Idleness: the notion frightens him, and so do his old temptations — solitude, silence.
What happens to men when their work is taken from them?
Barker Flett thinks of his father-in-law, Cuyler Goodwill, who, though in perfect health, is reduced to the inanities of travel and the false enthusiasms of backyard projects. No, he will not allow himself to slip into that kind of dotage. A number of kind friends have suggested he write his autobiography, but, no, the surfaces of his life have been smoothed and polished by the years so as to be almost ungraspable; where would he begin? He’ll work on his lady’s-slipper collection instead, it’s been years since he’s added a new specimen. Also, there are a couple of articles he’s been wanting to write, and — something altogether less academic — the editor of the Ottawa Recorder asked him to contribute a piece or two, perhaps even a weekly column, on horticulture in the Ottawa Carleton region. And he’ll go back to his old habit of taking the children for weekend walks, quizzing them as they ramble along the quiet streets on the common names of trees and shrubs. He can’t understand why these offspring of his are unable to retain such simple information about the natural world.
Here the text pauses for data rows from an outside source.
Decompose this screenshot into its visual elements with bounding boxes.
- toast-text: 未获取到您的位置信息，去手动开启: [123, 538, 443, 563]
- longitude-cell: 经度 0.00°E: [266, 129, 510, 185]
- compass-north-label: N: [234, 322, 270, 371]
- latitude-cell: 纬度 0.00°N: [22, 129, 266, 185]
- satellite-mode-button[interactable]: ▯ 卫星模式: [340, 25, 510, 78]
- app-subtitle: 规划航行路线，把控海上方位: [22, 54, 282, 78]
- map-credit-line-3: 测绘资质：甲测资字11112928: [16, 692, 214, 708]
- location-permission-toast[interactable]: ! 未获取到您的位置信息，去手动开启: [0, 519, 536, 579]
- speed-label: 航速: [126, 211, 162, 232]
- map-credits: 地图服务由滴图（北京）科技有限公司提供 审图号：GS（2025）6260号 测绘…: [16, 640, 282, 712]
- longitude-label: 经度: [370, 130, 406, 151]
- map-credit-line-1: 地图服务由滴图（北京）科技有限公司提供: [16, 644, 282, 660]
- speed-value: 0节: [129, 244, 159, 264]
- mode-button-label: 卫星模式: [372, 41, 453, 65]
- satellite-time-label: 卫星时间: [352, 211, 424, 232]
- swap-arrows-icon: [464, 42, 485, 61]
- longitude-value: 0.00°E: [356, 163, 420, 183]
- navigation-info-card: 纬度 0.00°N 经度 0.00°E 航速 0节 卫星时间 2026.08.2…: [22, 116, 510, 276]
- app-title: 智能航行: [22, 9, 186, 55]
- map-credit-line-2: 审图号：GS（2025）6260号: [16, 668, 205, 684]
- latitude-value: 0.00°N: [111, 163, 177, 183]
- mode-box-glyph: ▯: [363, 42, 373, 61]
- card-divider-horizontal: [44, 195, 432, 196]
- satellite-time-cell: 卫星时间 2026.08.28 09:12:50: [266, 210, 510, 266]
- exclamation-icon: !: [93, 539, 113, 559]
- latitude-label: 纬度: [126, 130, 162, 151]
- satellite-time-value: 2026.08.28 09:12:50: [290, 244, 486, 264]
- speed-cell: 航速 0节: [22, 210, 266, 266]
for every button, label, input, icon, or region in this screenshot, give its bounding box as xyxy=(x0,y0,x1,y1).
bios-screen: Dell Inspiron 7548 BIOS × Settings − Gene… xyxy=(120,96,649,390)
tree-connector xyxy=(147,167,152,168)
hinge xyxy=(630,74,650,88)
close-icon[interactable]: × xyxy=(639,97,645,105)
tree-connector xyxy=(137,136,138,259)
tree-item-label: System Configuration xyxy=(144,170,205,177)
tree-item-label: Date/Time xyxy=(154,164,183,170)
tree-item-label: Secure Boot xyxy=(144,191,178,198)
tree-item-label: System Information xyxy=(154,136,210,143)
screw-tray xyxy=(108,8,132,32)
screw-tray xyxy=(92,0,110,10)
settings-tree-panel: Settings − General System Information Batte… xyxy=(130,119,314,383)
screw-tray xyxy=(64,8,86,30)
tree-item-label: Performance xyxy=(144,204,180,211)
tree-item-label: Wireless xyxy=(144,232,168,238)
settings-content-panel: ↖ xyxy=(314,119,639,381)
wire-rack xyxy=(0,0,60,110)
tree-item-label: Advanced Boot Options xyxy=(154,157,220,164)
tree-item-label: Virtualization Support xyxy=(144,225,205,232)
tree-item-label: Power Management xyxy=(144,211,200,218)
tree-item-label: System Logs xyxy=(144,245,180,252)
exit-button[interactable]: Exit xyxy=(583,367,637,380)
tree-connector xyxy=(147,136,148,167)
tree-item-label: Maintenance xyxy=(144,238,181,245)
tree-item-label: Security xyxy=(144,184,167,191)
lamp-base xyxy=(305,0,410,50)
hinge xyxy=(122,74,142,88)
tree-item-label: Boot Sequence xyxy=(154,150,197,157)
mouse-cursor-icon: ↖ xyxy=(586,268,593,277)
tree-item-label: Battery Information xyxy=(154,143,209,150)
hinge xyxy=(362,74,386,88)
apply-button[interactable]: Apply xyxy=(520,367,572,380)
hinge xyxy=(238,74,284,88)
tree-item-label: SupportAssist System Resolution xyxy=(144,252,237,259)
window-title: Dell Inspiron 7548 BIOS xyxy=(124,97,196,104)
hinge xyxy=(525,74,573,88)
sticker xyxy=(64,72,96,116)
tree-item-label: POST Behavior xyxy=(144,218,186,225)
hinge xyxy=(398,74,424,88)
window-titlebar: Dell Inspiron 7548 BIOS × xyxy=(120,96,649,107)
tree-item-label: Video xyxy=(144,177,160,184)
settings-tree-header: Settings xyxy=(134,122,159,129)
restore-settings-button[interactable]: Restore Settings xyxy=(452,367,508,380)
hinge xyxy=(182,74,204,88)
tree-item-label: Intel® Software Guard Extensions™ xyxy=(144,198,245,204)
He wonders, in fact, what they do fill their heads up with. He wonders, too, if they’re ashamed to be seen with a parent as old as he. A man old enough to be their grandfather, a man who’s lived through two world wars and served in neither. Who almost never engages in a game of backyard catch. Who scarcely ever swings them up in the air or fills their ears with nonsense at bedtime. A man too tired to mow his lawn at the end of the day.
This day will end at eleven o’clock for the Flett family. The children will be in their beds much earlier, of course, with only a light sheet covering them, though a blanket will be fan-folded at the foot of the bed, ready to be pulled up for the cool early morning hours. The moon will have risen, a pale round peach at their windows. The branches of elms brush against the screens, and the whispery sound is absorbed straight into their dreams. Such sweetness of air. What heaven, this northerly city in the middle of its summer season. How blessed the members of the Flett family are, never mind their disparate ages, their hidden thoughts, and the fact that they have little in common.
Mr. and Mrs. Barker Flett settle in their big double bed with the Hollywood headboard, he with the latest issue of The Botanical Journal and she flipping through the pages of Better Homes and Gardens. Quietude, propriety. A single moth flits back and forth between his bedside lamp and hers. Half an hour later, as though summoned by a bell, the two of them turn, embrace cordially, and reach for the light switch. Despite the heat they drift easily into sleep, each of them feeling full of trust for the other, but then they would, wouldn’t they?